Thursday, June 21, 2012

Police chaplains in North Carolina told to stop invoking Jesus


Volunteer chaplains in North Carolina's Charlotte-Mecklenburg Police Department will no longer be allowed to invoke the name of Jesus in prayers at public events held on government property.
Major John Diggs, who oversees the chaplain program, told WSOC that the policy is a "matter of respecting that people may have different faiths and that it is not aimed at any one religion or denomination."
Pastor Terry Sartain of Horizon Christian Fellowship told FOX News Radio he was scheduled to give an invocation at a promotion ceremony. Before the event, he received a telephone call from his superior major.
"I was told chaplains can no longer invoke the name of Jesus on government property," Sartain said. "[He said] if I could refrain from that during the invocation he would appreciate that."
Sartain said he was surprised by the telephone call. The pastor said he has prayed "consistently" in the name of Jesus at past police department events without any issues.
"I'm very sad about it," he continued. "I'm a pastor and Jesus is the only thing I have to offer to bless people -- his life and his person."
"It brings about a very real concern about where we are heading as a nation," he said. "I serve a God who loves people unconditionally, who died for their sins on the cross, who wants to reconcile himself to them and love them where they are at -- and now I'm told I can't bless people as a result of that."
The police department said he could still pray -- just not to Jesus.

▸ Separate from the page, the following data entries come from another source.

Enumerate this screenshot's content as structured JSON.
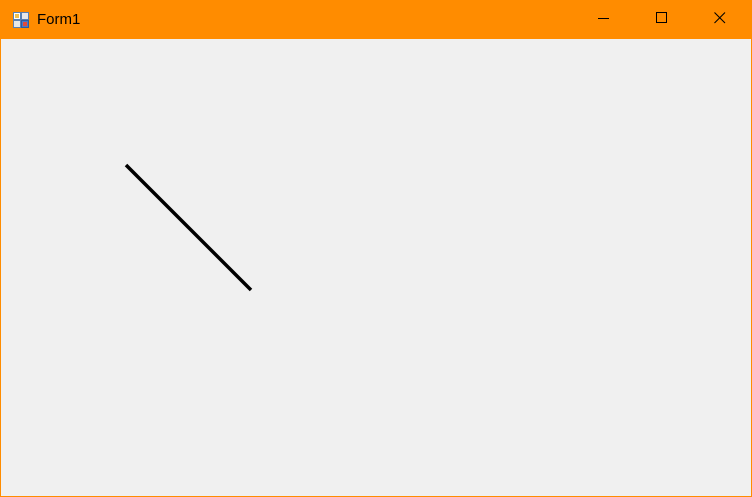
{
  "window": {
    "title": "Form1",
    "titlebar_color": "#ff8c00",
    "client_color": "#f0f0f0",
    "icon": "winforms-app-icon"
  },
  "caption_buttons": [
    {
      "name": "minimize",
      "icon": "minimize-icon"
    },
    {
      "name": "maximize",
      "icon": "maximize-icon"
    },
    {
      "name": "close",
      "icon": "close-icon"
    }
  ],
  "canvas": {
    "shapes": [
      {
        "type": "line",
        "color": "#000000"
      }
    ]
  }
}
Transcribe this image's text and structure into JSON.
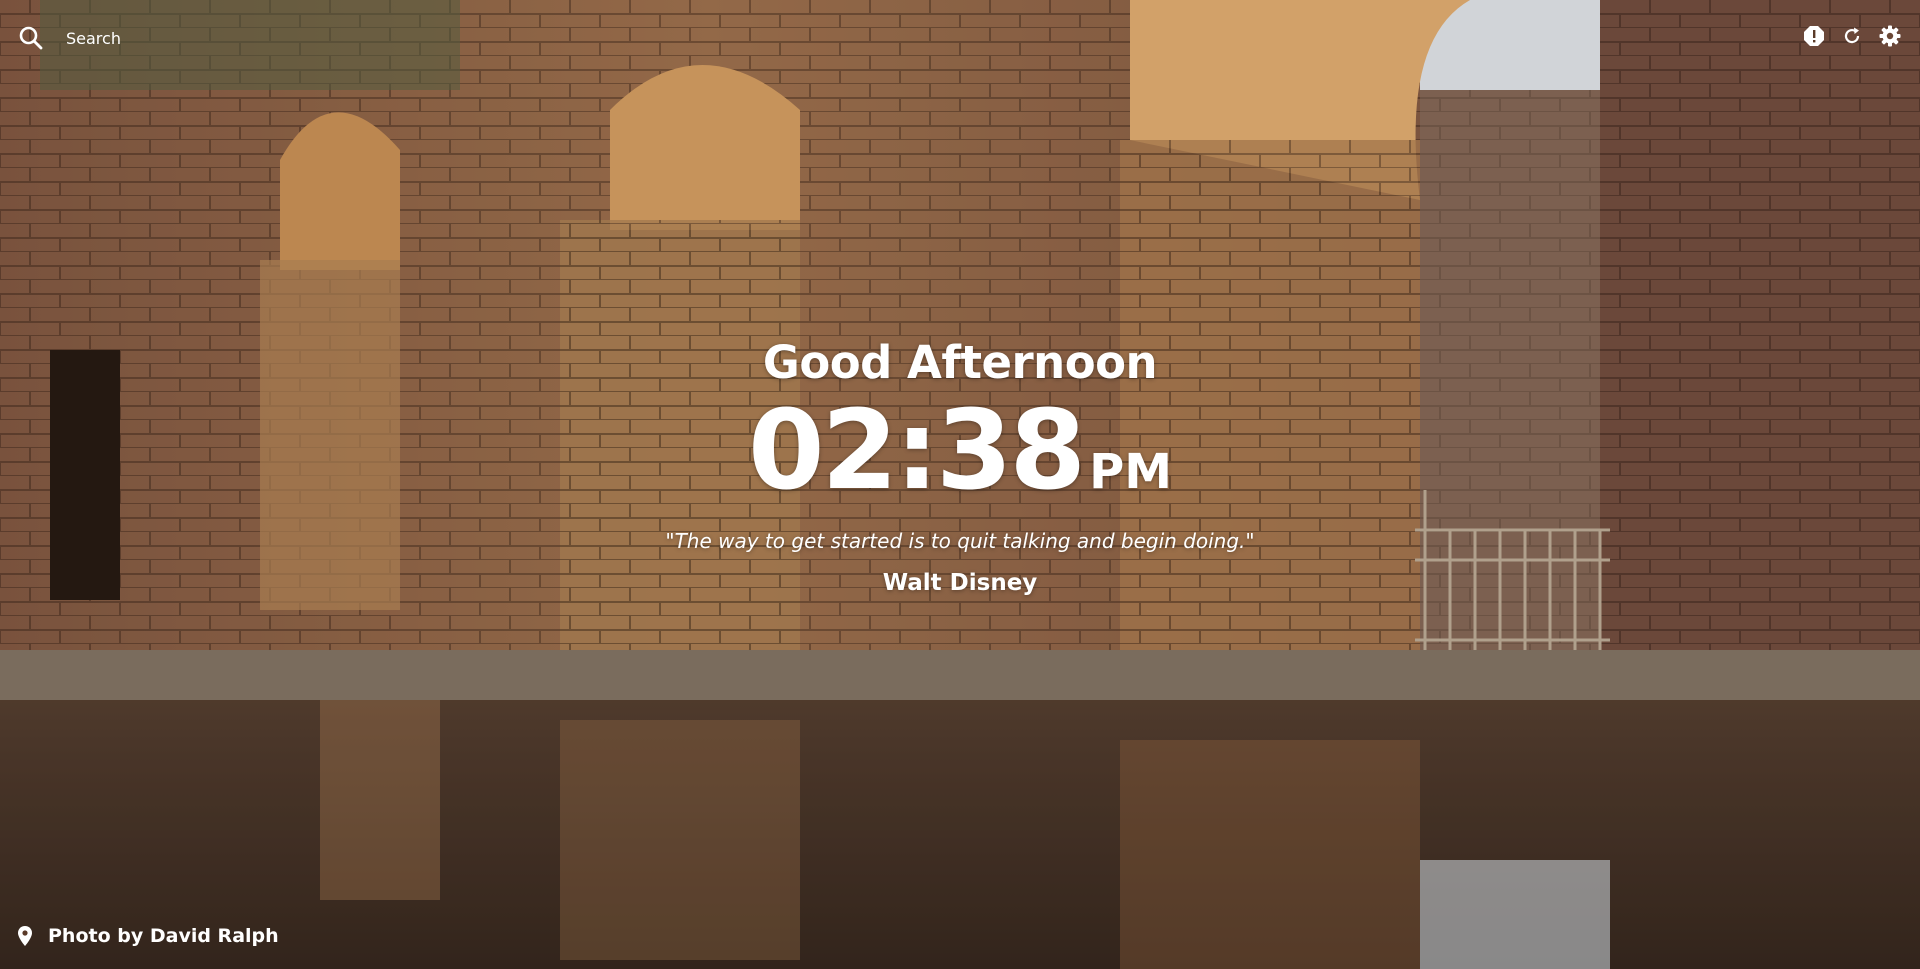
{
  "search": {
    "placeholder": "Search",
    "icon": "search-icon"
  },
  "toolbar": {
    "buttons": [
      {
        "icon": "alert-icon"
      },
      {
        "icon": "refresh-icon"
      },
      {
        "icon": "settings-icon"
      }
    ]
  },
  "main": {
    "greeting": "Good Afternoon",
    "time": "02:38",
    "ampm": "PM",
    "quote": "\"The way to get started is to quit talking and begin doing.\"",
    "author": "Walt Disney"
  },
  "footer": {
    "photo_credit": "Photo by David Ralph",
    "icon": "location-pin-icon"
  },
  "colors": {
    "text": "#ffffff",
    "sandstone": "#9c6a4c",
    "sky": "#eef2f6"
  }
}
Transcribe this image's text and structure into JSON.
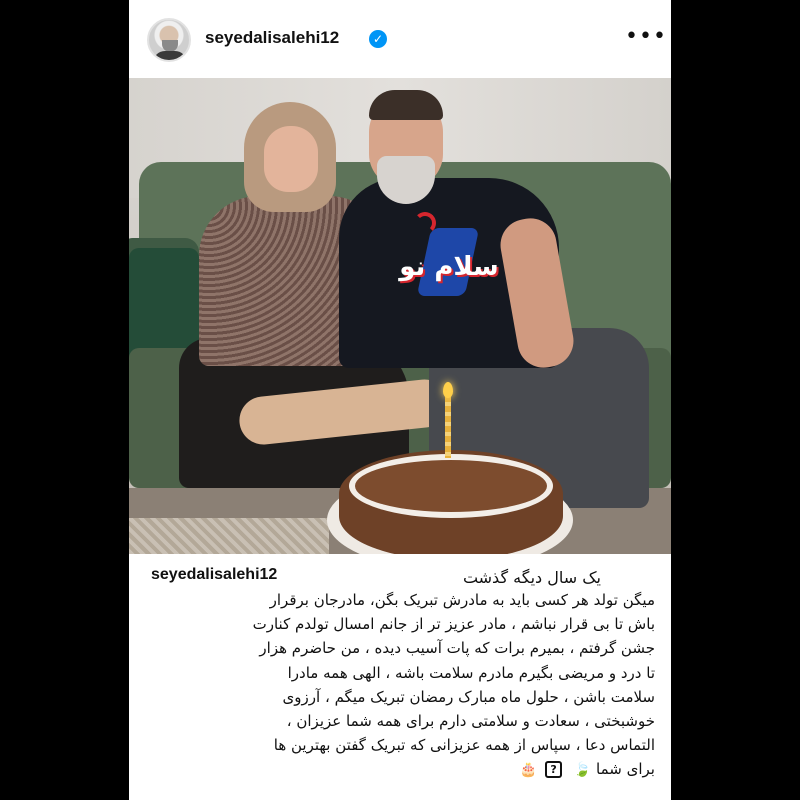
{
  "post": {
    "username": "seyedalisalehi12",
    "verified_icon": "verified-badge-icon",
    "more_icon": "more-options-icon",
    "more_label": "•••"
  },
  "photo": {
    "overlay_logo_text": "سلام نو"
  },
  "caption": {
    "username": "seyedalisalehi12",
    "first_line": "یک سال دیگه گذشت",
    "lines": [
      "میگن تولد هر کسی باید به مادرش تبریک بگن، مادرجان برقرار",
      "باش تا بی قرار نباشم ، مادر عزیز تر از جانم امسال تولدم کنارت",
      "جشن گرفتم ، بمیرم برات که پات آسیب دیده ، من حاضرم هزار",
      "تا درد و مریضی بگیرم مادرم سلامت باشه ، الهی همه مادرا",
      "سلامت باشن ، حلول ماه مبارک رمضان تبریک میگم ، آرزوی",
      "خوشبختی ، سعادت و سلامتی دارم برای همه شما عزیزان ،",
      "التماس دعا ، سپاس از همه عزیزانی که تبریک گفتن بهترین ها",
      "برای شما"
    ],
    "emojis": [
      "🍃",
      "?",
      "🎂"
    ]
  }
}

Instead the police department wants chaplains to deliver a "secular prayer."
"Even when I wasn't a Christian -- in my past -- I didn't even know what a secular prayer was," Sartain said. "Why even pray if it's to the one who's in the room? That could be anybody."
Sartain has since asked the police department to withdraw his name from consideration for future public prayers.
At least some people in the Charlotte area support the decision to remove the "Jesus-centric" prayers.
"It's past time when they should've made a policy," American Civil Liberties Union member Jim Gronquist told WSOC. "It's improper to mix up religion with the function of state agents, and as long as they're state agents, they should not be able to do that."
Sartain said it is apparent that "Christians for the most part are targeted in these days that we exist in."

1 comment:

  1. KITA,

    Do you disagree with the new policy?

    What if Pastor Terry invoked the concept of sola scriptura? Or the Whore of Babylon?